Ольгерд опять смешался.

— Вы имеете в виду мое скромное положение…

— Вот именно, слишком скромное. Сколько вам лет?

— Двадцать семь.

— Не мальчик. Но время еще есть. Упустите, и тогда до гробовой доски останетесь скромным адвокатом. Скромность украшает, не спорю, когда нет других достоинств.

— Но вы же не знаете моих обстоятельств! — наконец не выдержав, возмутился Жилёнис.

— А зачем мне их знать? Я вижу то, что я вижу. Здорового, надеюсь, не глупого молодого мужчину, который влачит жалкое существование в вонючей конторе.

— Что же вы предлагаете? В бандиты идти?

— А хоть и в бандиты. Жизнь короткая, но яркая. Погулял, погудел на земле и отправился, куда следует. А вы?

— Вы меня пригласили, чтобы наговорить колкостей? — лицо Ольгерда покраснело от гнева.

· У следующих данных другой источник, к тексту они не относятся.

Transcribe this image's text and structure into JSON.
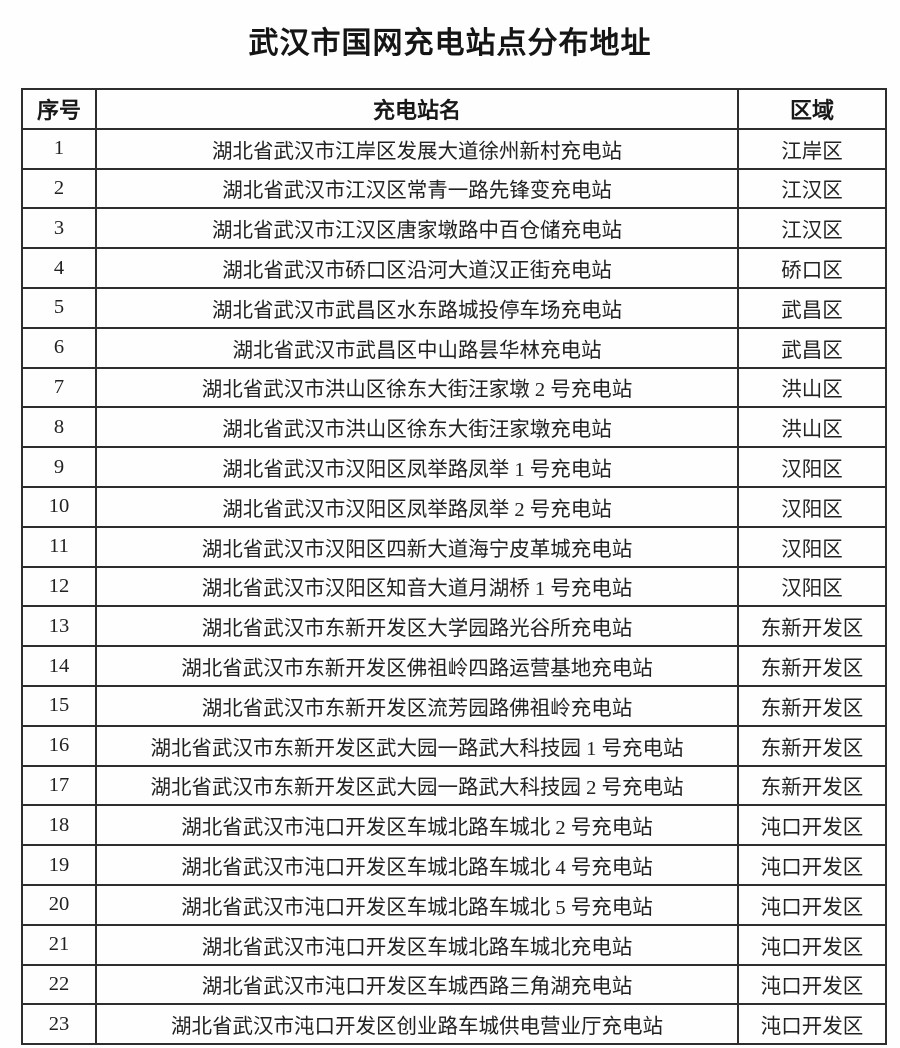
{
  "title": "武汉市国网充电站点分布地址",
  "table": {
    "headers": {
      "no": "序号",
      "name": "充电站名",
      "district": "区域"
    },
    "rows": [
      {
        "no": "1",
        "name": "湖北省武汉市江岸区发展大道徐州新村充电站",
        "district": "江岸区"
      },
      {
        "no": "2",
        "name": "湖北省武汉市江汉区常青一路先锋变充电站",
        "district": "江汉区"
      },
      {
        "no": "3",
        "name": "湖北省武汉市江汉区唐家墩路中百仓储充电站",
        "district": "江汉区"
      },
      {
        "no": "4",
        "name": "湖北省武汉市硚口区沿河大道汉正街充电站",
        "district": "硚口区"
      },
      {
        "no": "5",
        "name": "湖北省武汉市武昌区水东路城投停车场充电站",
        "district": "武昌区"
      },
      {
        "no": "6",
        "name": "湖北省武汉市武昌区中山路昙华林充电站",
        "district": "武昌区"
      },
      {
        "no": "7",
        "name": "湖北省武汉市洪山区徐东大街汪家墩 2 号充电站",
        "district": "洪山区"
      },
      {
        "no": "8",
        "name": "湖北省武汉市洪山区徐东大街汪家墩充电站",
        "district": "洪山区"
      },
      {
        "no": "9",
        "name": "湖北省武汉市汉阳区凤举路凤举 1 号充电站",
        "district": "汉阳区"
      },
      {
        "no": "10",
        "name": "湖北省武汉市汉阳区凤举路凤举 2 号充电站",
        "district": "汉阳区"
      },
      {
        "no": "11",
        "name": "湖北省武汉市汉阳区四新大道海宁皮革城充电站",
        "district": "汉阳区"
      },
      {
        "no": "12",
        "name": "湖北省武汉市汉阳区知音大道月湖桥 1 号充电站",
        "district": "汉阳区"
      },
      {
        "no": "13",
        "name": "湖北省武汉市东新开发区大学园路光谷所充电站",
        "district": "东新开发区"
      },
      {
        "no": "14",
        "name": "湖北省武汉市东新开发区佛祖岭四路运营基地充电站",
        "district": "东新开发区"
      },
      {
        "no": "15",
        "name": "湖北省武汉市东新开发区流芳园路佛祖岭充电站",
        "district": "东新开发区"
      },
      {
        "no": "16",
        "name": "湖北省武汉市东新开发区武大园一路武大科技园 1 号充电站",
        "district": "东新开发区"
      },
      {
        "no": "17",
        "name": "湖北省武汉市东新开发区武大园一路武大科技园 2 号充电站",
        "district": "东新开发区"
      },
      {
        "no": "18",
        "name": "湖北省武汉市沌口开发区车城北路车城北 2 号充电站",
        "district": "沌口开发区"
      },
      {
        "no": "19",
        "name": "湖北省武汉市沌口开发区车城北路车城北 4 号充电站",
        "district": "沌口开发区"
      },
      {
        "no": "20",
        "name": "湖北省武汉市沌口开发区车城北路车城北 5 号充电站",
        "district": "沌口开发区"
      },
      {
        "no": "21",
        "name": "湖北省武汉市沌口开发区车城北路车城北充电站",
        "district": "沌口开发区"
      },
      {
        "no": "22",
        "name": "湖北省武汉市沌口开发区车城西路三角湖充电站",
        "district": "沌口开发区"
      },
      {
        "no": "23",
        "name": "湖北省武汉市沌口开发区创业路车城供电营业厅充电站",
        "district": "沌口开发区"
      }
    ]
  }
}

— Колет! — рассмеялась Лора. — Колет глаза правда! Словом, прежде чем начнем говорить о деле, приведите себя в порядок. Что у вас за стрижка? Что у вас за куртка? А парфюм? — брезгливо потянула она носом. — Чуть лучше пахнет, чем в вашей конторе. Сделаем так! Раз уж вы сегодня затратили время, я вам выплачу гонорар. Но повторяю, приведите себя в порядок, кстати, вот визитка отличного стилиста. И приоденьтесь. Только не скупердяйничайте.

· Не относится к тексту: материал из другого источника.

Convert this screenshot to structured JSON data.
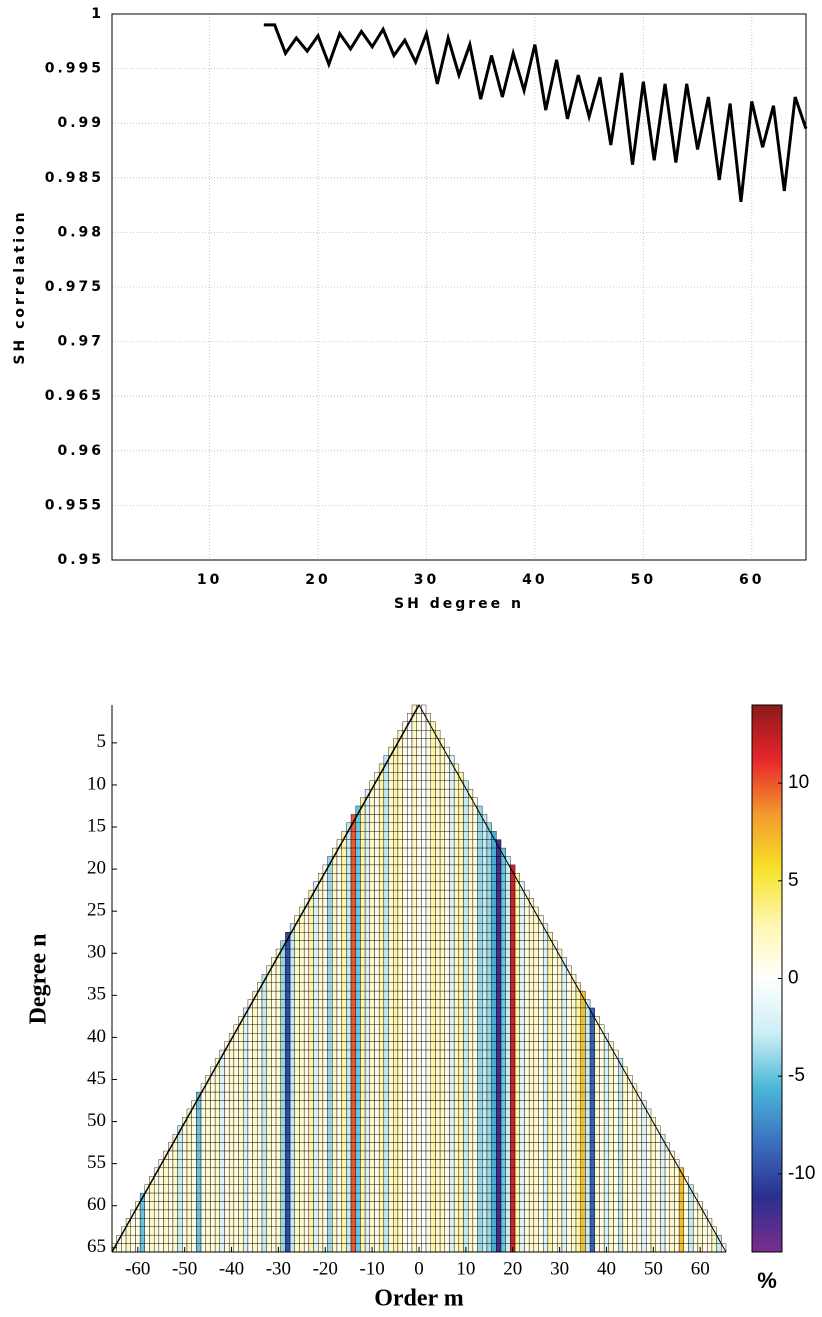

Лора протянула конверт. Жилёнис взял, толком не отдавая себе отчета в том, что он делает.

Ильховская притормозила и вопросительно посмотрела на него. Ольгерд, не понимая, чего от него ждут, тоже посмотрел на нее.

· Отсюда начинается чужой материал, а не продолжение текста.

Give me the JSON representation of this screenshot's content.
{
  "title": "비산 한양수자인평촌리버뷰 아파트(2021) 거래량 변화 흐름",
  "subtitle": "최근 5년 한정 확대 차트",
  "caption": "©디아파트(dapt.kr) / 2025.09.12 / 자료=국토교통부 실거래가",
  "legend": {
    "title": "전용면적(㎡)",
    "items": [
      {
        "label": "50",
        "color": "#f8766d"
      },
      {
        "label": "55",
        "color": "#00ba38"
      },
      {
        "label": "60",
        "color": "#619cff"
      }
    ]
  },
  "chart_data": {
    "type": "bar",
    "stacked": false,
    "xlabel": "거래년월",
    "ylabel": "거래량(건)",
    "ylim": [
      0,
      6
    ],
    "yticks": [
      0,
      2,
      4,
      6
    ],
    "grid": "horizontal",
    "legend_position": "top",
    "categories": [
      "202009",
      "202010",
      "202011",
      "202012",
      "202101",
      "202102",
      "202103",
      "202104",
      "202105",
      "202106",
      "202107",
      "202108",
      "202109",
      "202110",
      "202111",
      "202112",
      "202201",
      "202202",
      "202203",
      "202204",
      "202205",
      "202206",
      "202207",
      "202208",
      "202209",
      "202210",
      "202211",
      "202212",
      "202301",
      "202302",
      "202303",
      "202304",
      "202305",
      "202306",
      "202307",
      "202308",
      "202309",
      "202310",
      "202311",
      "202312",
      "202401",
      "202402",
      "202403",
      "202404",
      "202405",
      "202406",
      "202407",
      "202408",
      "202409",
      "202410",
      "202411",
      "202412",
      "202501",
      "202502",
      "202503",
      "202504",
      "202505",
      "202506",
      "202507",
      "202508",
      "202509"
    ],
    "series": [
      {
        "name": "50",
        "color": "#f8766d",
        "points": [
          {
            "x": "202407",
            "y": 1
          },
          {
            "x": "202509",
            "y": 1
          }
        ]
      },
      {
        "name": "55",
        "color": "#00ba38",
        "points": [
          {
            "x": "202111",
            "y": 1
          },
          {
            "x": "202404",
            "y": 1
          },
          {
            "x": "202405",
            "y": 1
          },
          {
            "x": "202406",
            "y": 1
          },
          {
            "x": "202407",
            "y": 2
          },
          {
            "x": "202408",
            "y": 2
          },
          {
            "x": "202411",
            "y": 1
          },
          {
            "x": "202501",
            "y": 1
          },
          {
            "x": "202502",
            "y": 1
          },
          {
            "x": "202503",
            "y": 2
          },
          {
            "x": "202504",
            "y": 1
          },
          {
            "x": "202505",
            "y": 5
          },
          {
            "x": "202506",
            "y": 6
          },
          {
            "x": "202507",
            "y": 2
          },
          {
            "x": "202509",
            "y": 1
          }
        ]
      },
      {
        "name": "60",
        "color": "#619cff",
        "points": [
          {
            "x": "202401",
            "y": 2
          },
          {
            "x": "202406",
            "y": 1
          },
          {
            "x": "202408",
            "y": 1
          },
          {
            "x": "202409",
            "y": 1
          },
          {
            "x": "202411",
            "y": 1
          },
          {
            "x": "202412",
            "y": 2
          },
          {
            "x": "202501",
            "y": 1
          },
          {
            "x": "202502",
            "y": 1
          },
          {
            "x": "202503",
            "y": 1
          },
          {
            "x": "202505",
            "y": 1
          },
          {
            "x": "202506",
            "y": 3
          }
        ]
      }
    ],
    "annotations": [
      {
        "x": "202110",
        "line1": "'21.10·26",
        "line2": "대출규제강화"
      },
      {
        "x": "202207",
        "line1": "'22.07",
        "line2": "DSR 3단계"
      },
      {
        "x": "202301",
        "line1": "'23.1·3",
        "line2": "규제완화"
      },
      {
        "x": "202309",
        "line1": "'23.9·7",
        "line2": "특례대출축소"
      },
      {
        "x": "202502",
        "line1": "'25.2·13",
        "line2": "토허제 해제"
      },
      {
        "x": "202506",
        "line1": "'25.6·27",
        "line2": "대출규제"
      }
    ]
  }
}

— Ой, ну выходите же! Как все сделаете, позвоните. Пока! — она так резко тронулась с места, что Жилёнис не успел выйти и ему пришлось прыгать на одной ноге, чтобы убрать из кабины другую. Сзади засигналили и захохотали.

Ольгерд бегом бросился в какой-то проулок. «Ужас! Стыд! — стучало в висках. Слезы, о которых он забыл после девяти лет от роду, вдруг подкатили к глазам. — Такой позор! Такой позор! Она… сука… сука… вызвала меня, чтобы надсмеяться. Господи, за что? За то, что я столько учился, столько знаю, за то, что сам пробиваю себе дорогу… — он остановился. — Нет, не пробиваю. Ползу. — Тут только он вспомнил о конверте, зажатом в кулаке. Открыл. Взглянул и обмер. — Гм? За насмешку столько не платят. Вероятно, она действительно что-то задумала и для этого ей нужен никому не известный адвокат. Но мадам даже ради собственного дела не может потерпеть тусклого и плохо, по ее мнению, пахнущего адвоката. Ладно, в любом случае я должен выполнить ее прихоть. Некрасиво будет скрыться с такими деньгами».

Ночь Ольгерд провел ужасно. Он горел от стыда и в который раз пытался разобраться, как могло случиться то, что случилось? Рос без отца. Отец — актер одного вильнюсского театра, во время гастролей в Москве женился на его матери. Она прожила с ним три года. Точнее не с ним, а в его крохотной квартирке, так как он то пропадал на репетициях, то уезжал на гастроли. Когда родился Ольгерд, мать подумала: «Ну вот у нас теперь ребенок, наладится семейная жизнь». Но отец бежал от ребенка, объяснив, что должен высыпаться после спектаклей. Мать узнала, где и с кем он высыпается, и предложила подать на развод, сказав, что уезжает в Москву. Он чуть ли не бросился ее целовать.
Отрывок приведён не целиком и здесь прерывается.